Built as an extension to the back of a Grade II-listed terraced house on Grosvenor Street, this faceless glass structure conveys nothing of the ground-floor interior within. Devised by Alexy Kos and Che Huang of the London design firm Child Studio as a hybrid work and social space for the Iranian hotelier Navid Mirtorabi — who recently opened the Twenty Two, a nearby hotel and private members’ club — the Art Deco-inflected sanctuary is outfitted with rich materials like velvet and oak, curvaceous lines and eclectic objets d’art. It’s a mix largely inspired by the grand salon in the 1970s Left Bank apartment of Yves Saint Laurent and Pierre Bergé; in tribute, Kos, 39, and Huang, 36, named their creation the Brook’s Mews Salon (although Mirtorabi prefers simply the Digs).
In the lounge, folding plywood screens by Charles and Ray Eames flanking a linen-covered sofa, a Lampampe lamp by Ingo Maurer on a Calacatta Viola marble plinth and a maple coffee table and bookcase designed by Child Studio.Credit…Lee Whittaker
After an era of remote working, when screens became our main portal for connection, the salon, a sumptuous private space for meetings, drinks and intimate social gatherings, feels at once romantic and ripe for revival. Here, the objects seem to be communing, exactly the mood Mirtorabi hoped to invoke when he asked the designers to create an extension of a living room.

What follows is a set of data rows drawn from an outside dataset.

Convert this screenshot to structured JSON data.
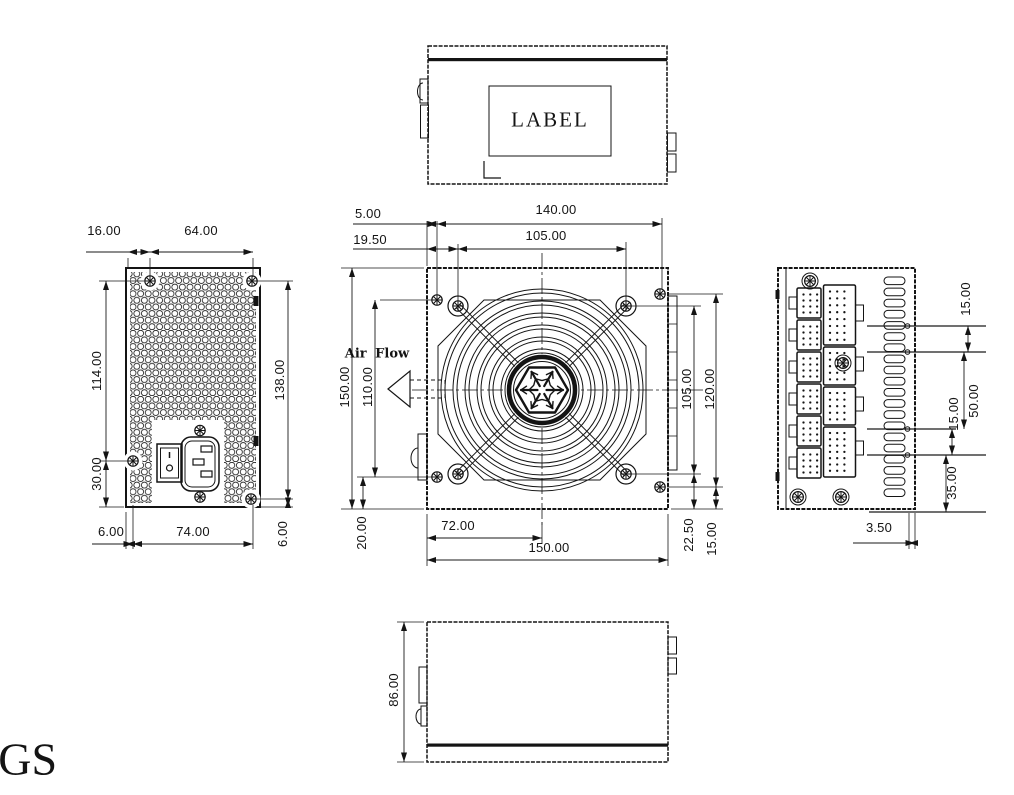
{
  "meta": {
    "background": "#ffffff",
    "ink": "#141414"
  },
  "labels": {
    "model_suffix": "-GS",
    "top_label": "LABEL",
    "air_flow": "Air Flow"
  },
  "dims": {
    "rear": {
      "top_offset": "16.00",
      "screw_span": "64.00",
      "side_upper": "114.00",
      "side_lower": "30.00",
      "height": "138.00",
      "bottom_left": "6.00",
      "bottom_span": "74.00",
      "bottom_right": "6.00"
    },
    "front": {
      "edge_gap": "5.00",
      "screw_span": "140.00",
      "fan_gap": "19.50",
      "fan_span": "105.00",
      "height": "150.00",
      "screw_height": "110.00",
      "fan_height": "105.00",
      "screw_height_right": "120.00",
      "bottom_gap": "20.00",
      "half_width": "72.00",
      "width": "150.00",
      "corner_gap": "22.50",
      "edge_gap_bottom": "15.00"
    },
    "side": {
      "vent_top": "15.00",
      "vent_span": "50.00",
      "vent_mid": "15.00",
      "vent_bottom": "35.00",
      "depth_gap": "3.50"
    },
    "bottom": {
      "height": "86.00"
    }
  }
}
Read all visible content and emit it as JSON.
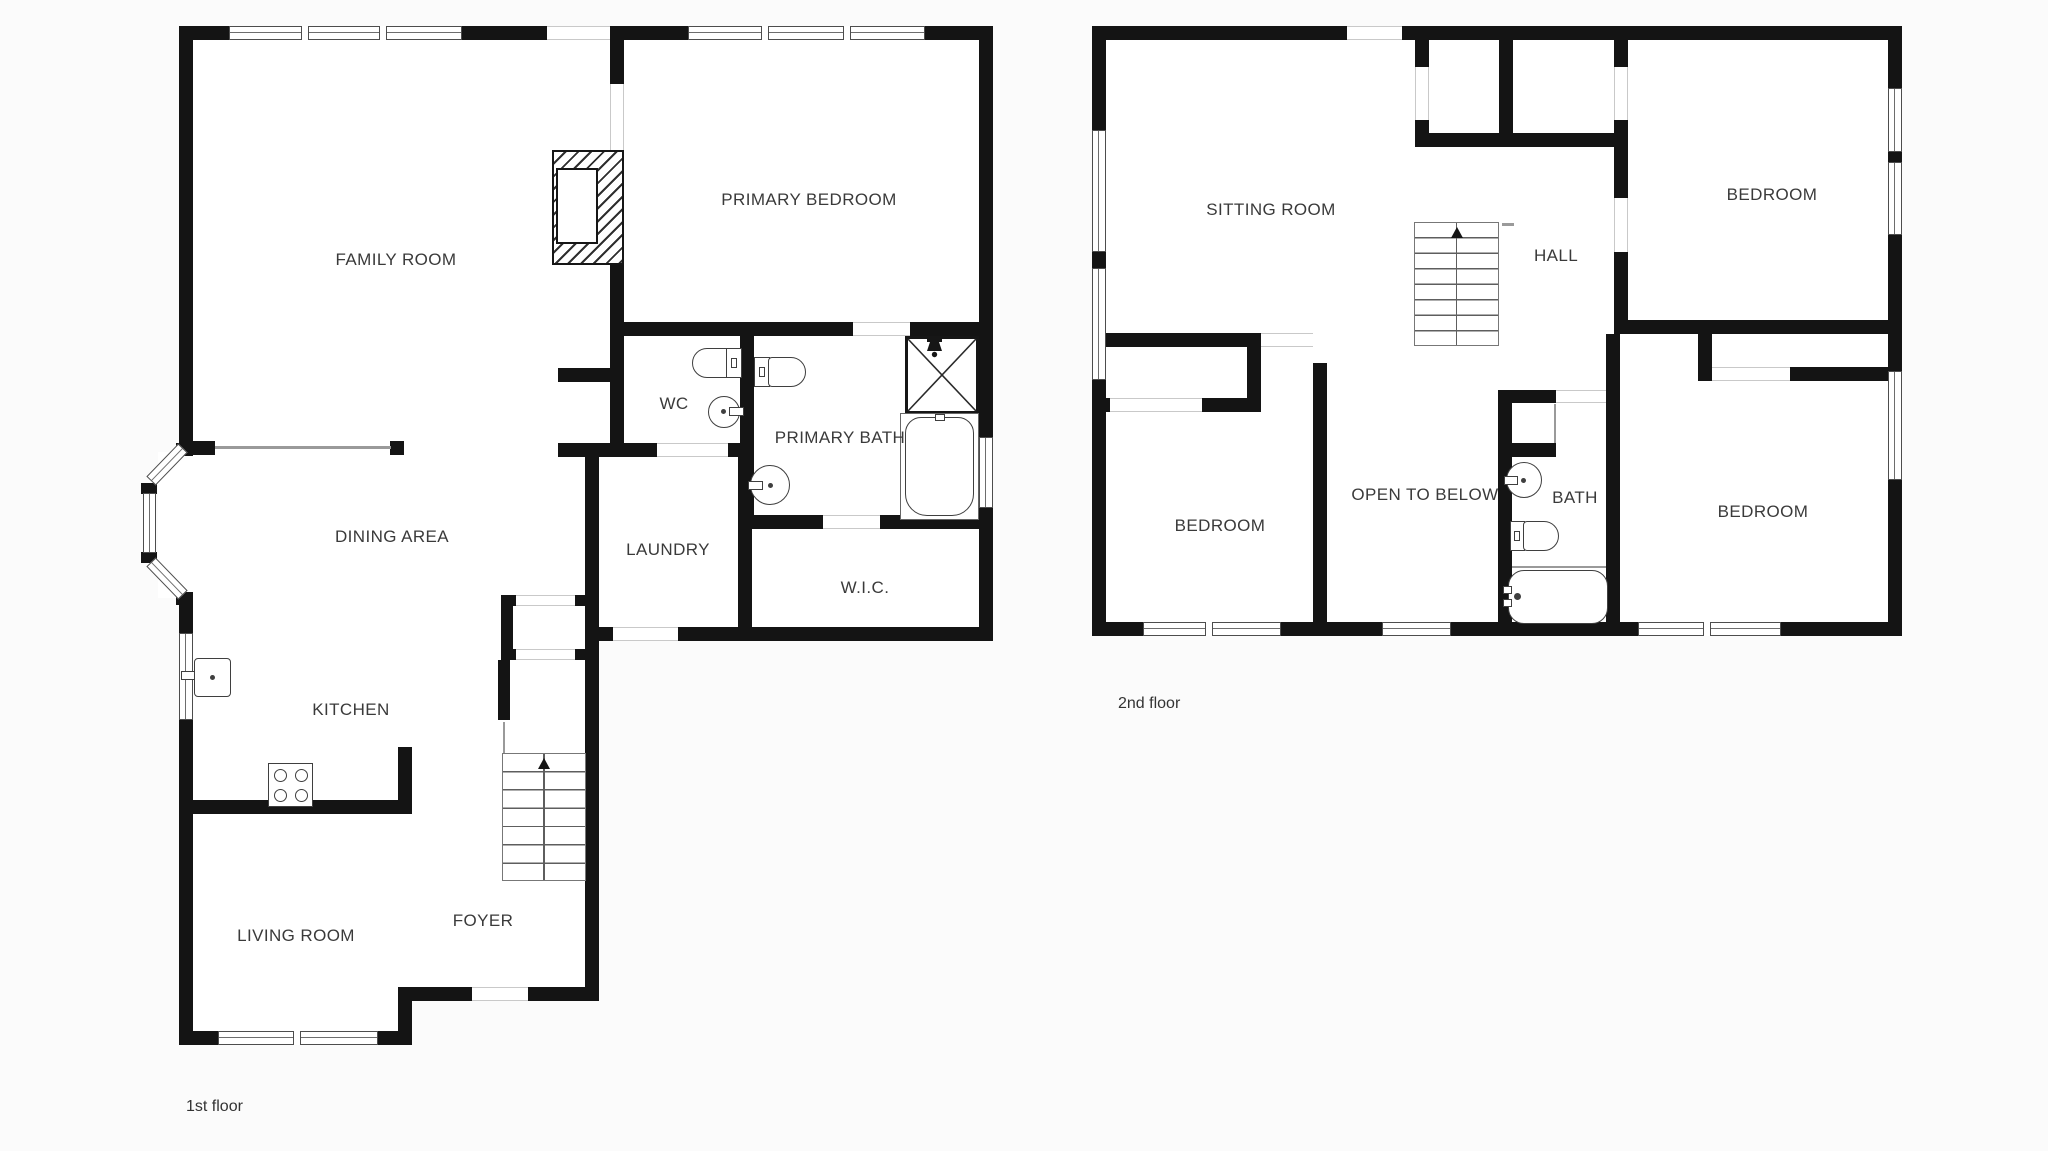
{
  "type": "floor-plan",
  "colors": {
    "wall": "#141414",
    "background": "#fbfbfb",
    "thin_line": "#9a9a9a",
    "text": "#3a3a3a"
  },
  "floors": {
    "first": {
      "caption": "1st floor",
      "rooms": {
        "family": {
          "label": "FAMILY ROOM"
        },
        "primary_bedroom": {
          "label": "PRIMARY BEDROOM"
        },
        "wc": {
          "label": "WC"
        },
        "primary_bath": {
          "label": "PRIMARY BATH"
        },
        "dining": {
          "label": "DINING AREA"
        },
        "laundry": {
          "label": "LAUNDRY"
        },
        "wic": {
          "label": "W.I.C."
        },
        "kitchen": {
          "label": "KITCHEN"
        },
        "foyer": {
          "label": "FOYER"
        },
        "living": {
          "label": "LIVING ROOM"
        }
      }
    },
    "second": {
      "caption": "2nd floor",
      "rooms": {
        "sitting": {
          "label": "SITTING ROOM"
        },
        "hall": {
          "label": "HALL"
        },
        "bedroom_ne": {
          "label": "BEDROOM"
        },
        "bedroom_sw": {
          "label": "BEDROOM"
        },
        "open_to_below": {
          "label": "OPEN TO BELOW"
        },
        "bath": {
          "label": "BATH"
        },
        "bedroom_se": {
          "label": "BEDROOM"
        }
      }
    }
  }
}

At the Brook’s Mews Salon, guests enter into a rectangular lounge room with a basket-weave-patterned parquet oak floor. Four white plaster columns frame the central seating area, where a pair of low-slung Hay sofas flank a Charlotte Perriand-inspired octagonal coffee table designed by Child Studio. Beyond it, two ethereal Ingo Maurer paper lamps positioned on Calacatta Viola marble plinths draw the eye toward a “ghost fireplace,” as Kos calls it; fashioned from wire mesh and plaster, it swells from the wall like a wave.
At the back of the room, on a fluted bar cabinet, a collection of more than 200 pieces of vintage English crystal-cut glassware conveys the space’s after-hours life. The adjacent dining area is bordered on one side by a glass-brick room divider that cordons off the kitchen, and its wooden display shelves are backed with white-veined, claret Rosso Levanto marble: The contrast of materials pays homage to Adolf Loos, the turn-of the-20th-century Moravian master of utilitarianism, a lodestar for Child Studio’s two principals.

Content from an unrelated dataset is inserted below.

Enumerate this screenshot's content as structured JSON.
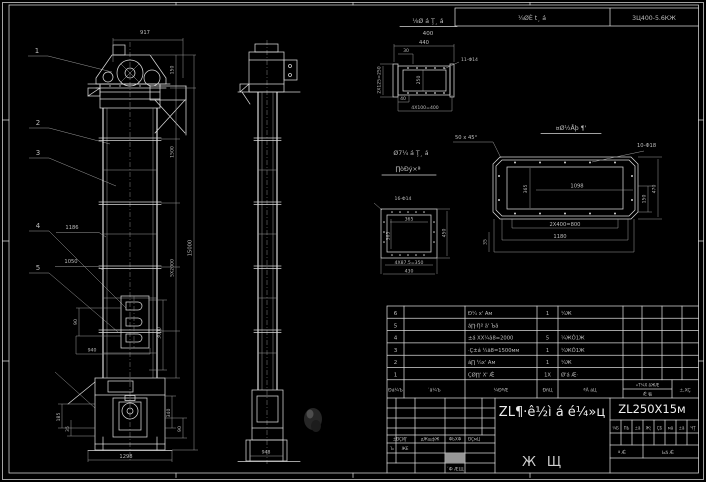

To the right of the entrance is a 150-square-foot study hung with 20th-century paintings by Massoud Arabshahi and Mohammad Ehsai from Mirtorabi’s collection of Persian and Iranian art. Next to a bespoke leather-topped writing desk, which borrows from Le Corbusier’s Côte d’Azur holiday home, Cabanon, built in 1951, a bookcase wall is filled with lithographs by Jean Cocteau and Georges Braque. Throughout, the matching wooden cabinets are crowded with flea market finds — folk art, curated souvenirs and English pottery — which, Huang says, “suggest the idea of far-flung journeys, the lost sentimentality of travel.”
OVER THE PAST half-decade or so, Child Studio has become known for creating commercial interiors with a nostalgic sense of place: The pair’s first project for Mirtorabi was Humble, a vegan restaurant that opened on King’s Road in 2019, with a deliberately retro milky pink Formica interior.
The duo first met at University of the Arts London in 2009, where Kos studied spatial design and Huang furniture making. After working for large firms, they presented a collection of lighting informed by the 20th-century paintings of Giorgio de Chirico at 2017’s Salone del Mobile and launched their studio a year later. Huang, who grew up in Taichung City in west-central Taiwan, spent his youth touring residential sites with his father, an architect. The son of psychology professors, Kos was raised in Shabolovka, an area of Moscow known for its Constructivist architecture, then attended the Stroganov Academy, often referred to as the Soviet Bauhaus.
“We go back to Modernism a lot,” he says, “but always find slightly offbeat references within it.” As the studio’s name suggests, they approach European history with childlike curiosity — their diverse backgrounds encourage a sort of “borderless design,” Huang says. The salon, he adds, already forms the “physical mood board” for their next Mirtorabi commission: a conversion of a six-story Romanesque Revival building near New York’s Union Square that will open next year as a 76-room hotel. “We don’t have a default mutual background to fall back on,” says Kos. “So if something makes sense to both of us, it means an idea translates.”